April 1999. Zwei Schüler der Highschool in Littleton töten zwölf Mitschüler und einen Lehrer. Wie konnte das passieren? Wer ist schuld? Waren es die Lieder von Marylin Manson? Waren es brutale Videospiele? Oder war es der "normale" Wahnsinn, der in den USA herrscht? Michael Moore geht dieser Frage auf den Grund und bekommt Antworten, die einem den Atem stocken lassen. Oder wusstet ihr, dass man in Amerika in einer Bank ein Gewehr erhält, wenn man ein Konto eröffnet? Diese und andere skurrile, traurige, lustige und beängstigende Geschichten hat Michael Moore hier zusammengetragen und dokumentiert.
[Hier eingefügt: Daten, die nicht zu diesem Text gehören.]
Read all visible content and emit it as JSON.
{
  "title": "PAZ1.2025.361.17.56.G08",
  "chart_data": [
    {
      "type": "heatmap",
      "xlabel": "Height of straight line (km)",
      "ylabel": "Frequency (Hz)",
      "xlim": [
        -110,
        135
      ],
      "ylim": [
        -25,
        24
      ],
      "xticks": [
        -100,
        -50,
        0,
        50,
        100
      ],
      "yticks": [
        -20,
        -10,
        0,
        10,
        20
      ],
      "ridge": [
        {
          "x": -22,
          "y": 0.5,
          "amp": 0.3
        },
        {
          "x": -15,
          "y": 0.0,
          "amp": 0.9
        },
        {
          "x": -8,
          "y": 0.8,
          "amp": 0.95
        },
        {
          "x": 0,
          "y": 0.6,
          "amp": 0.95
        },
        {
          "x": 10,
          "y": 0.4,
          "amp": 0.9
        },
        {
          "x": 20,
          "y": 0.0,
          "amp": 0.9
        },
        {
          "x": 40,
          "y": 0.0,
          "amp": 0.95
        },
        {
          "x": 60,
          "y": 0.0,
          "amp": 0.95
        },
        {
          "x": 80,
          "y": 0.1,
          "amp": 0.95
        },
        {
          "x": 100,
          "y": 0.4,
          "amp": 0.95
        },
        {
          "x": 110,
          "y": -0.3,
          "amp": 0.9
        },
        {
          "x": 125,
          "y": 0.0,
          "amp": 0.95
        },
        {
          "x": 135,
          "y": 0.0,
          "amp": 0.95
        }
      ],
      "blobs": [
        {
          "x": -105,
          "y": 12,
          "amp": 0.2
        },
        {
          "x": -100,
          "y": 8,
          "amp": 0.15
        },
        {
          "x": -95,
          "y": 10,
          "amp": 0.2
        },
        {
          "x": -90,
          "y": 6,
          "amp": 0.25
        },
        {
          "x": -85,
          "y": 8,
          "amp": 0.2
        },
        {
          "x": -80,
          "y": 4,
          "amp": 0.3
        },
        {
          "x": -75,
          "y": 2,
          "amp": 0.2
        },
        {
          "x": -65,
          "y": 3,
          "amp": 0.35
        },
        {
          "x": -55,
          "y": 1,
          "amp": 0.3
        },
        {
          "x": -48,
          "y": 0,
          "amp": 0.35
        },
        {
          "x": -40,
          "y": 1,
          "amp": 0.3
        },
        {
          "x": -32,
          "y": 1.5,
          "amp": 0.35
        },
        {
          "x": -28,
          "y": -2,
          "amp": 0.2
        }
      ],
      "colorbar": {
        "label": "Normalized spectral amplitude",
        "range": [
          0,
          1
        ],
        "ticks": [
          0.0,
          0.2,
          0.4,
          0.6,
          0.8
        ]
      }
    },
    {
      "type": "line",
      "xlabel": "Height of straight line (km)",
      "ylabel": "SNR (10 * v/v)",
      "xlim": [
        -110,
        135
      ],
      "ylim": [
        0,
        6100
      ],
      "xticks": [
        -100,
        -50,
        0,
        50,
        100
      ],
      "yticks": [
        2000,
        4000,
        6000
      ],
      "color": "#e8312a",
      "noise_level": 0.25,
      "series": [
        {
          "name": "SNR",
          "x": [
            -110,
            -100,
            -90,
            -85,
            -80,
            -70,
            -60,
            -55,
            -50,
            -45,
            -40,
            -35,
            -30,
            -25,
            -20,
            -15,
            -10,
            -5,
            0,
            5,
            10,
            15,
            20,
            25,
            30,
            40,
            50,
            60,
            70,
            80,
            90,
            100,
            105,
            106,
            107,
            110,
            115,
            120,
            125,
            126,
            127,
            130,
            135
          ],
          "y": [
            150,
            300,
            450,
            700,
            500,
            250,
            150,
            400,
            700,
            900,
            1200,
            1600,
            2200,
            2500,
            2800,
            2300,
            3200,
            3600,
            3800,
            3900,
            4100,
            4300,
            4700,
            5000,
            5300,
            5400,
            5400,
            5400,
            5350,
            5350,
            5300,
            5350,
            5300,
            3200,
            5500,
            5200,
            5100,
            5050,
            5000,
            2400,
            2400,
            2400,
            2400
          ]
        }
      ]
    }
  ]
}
Die Tatsache, dass zum Beispiel ein alternder Hollywoodstar wie Charlton Heston die NRA (National Riffle Organisation) vorsitzt und darauf pocht, dass jeder Amerikaner eine Waffe als Selbstverteidigung besitzen kann/soll/muss, macht einen schon recht nachdenklich...
Kinofilm-Rating
In Cannes mit der goldenen Palme ausgezeichnet, läuft Bowling for Columbine nun auch bei uns in den Kinos. Schonungslos aufgedeckte Wahrheiten. Beängstigende Zustände in Amerika. Ein Land, dessen Präsident lieber Cowboy spielt, anstatt sich um den Weltfrieden zu kümmern. Das alles gepackt einen Dokumentarfilm mit bissigen Kommentaren. Nachdem sein Buch Stupid White Men dieses Thema schon anpackte und Michael Moore damit zu einem Bestseller verhalf, ist nun der Film mit dem ähnlichen Thema an der Reihe. Von den Kritikern als "Bester Dokumentarfilm 2002" ausgezeichnet, darf man hier auf einen etwas anderen Film gespannt sein.
Dokumentarfilme. Eigentlich nicht so mein Spezialgebiet. Allerdings kommt ein weltinteressierter Mensch kaum darum herum, sich diesen Film anzusehen. Okay, dann mal rein mit mir... Beginnen tut er eigentlich recht witzig. Ein Bankkonto eröffnen? Kein Problem, denn dann kriegt man gleich ein Gewehr dazu. *kopfschüttel* Und weiter geht's. Der Waffenwahn der Amerikaner, deren Geschichte und politisches Handeln mit Blut befleckt ist, nimmt immer grössere Ausmasse an. Ein Höhepunkt des Filmes ist sicherlich der Trickfilm von South Park-Erfinder Matt Stone, der die Angst des weissen Mannes vor seinem schwarzen Ebenbild auf lustige, dennoch bedenkliche Weise zeigt. Das Schulmassaker in Littleton, ein Interview mit Marylin Manson (der eigentlich gar nicht soo böse ist...), eine grosse Lebensmittelkette wird vom Regisseur (der mit zwei Überlebenden von Littleton da auftaucht) dazu gezwungen, Patronen aus dem Sortiment zu nehmen. Und dann natürlich der Schluss, in dem sich der alternde Hollywood-Star Charlton Heston (der immerhin "Moses" spielte) in die Enge gezwängt fühlt und sich (ungewollt) als Rassist outet. Sehr beeindruckendes Material, welches hier über die Leinwand flimmert.
Fazit: Jeder Mensch, der sich für das Weltgeschehen interessiert, der eine Meinung zur gegenwärtigen Lage der USA hat und der einmal hinter die Kulissen des "Land of the Free and Home of the Brave" schauen will, MUSS sich diesen Film anschauen. Man erlebt jede Emotion während gut zwei Stunden. Lachen, Trauer, Entrüstung, Schock, etc. Kein Wunder, wurde dieser Film in Cannes ausgezeichnet. Ein Meisterwerk des Dokumentarfilms.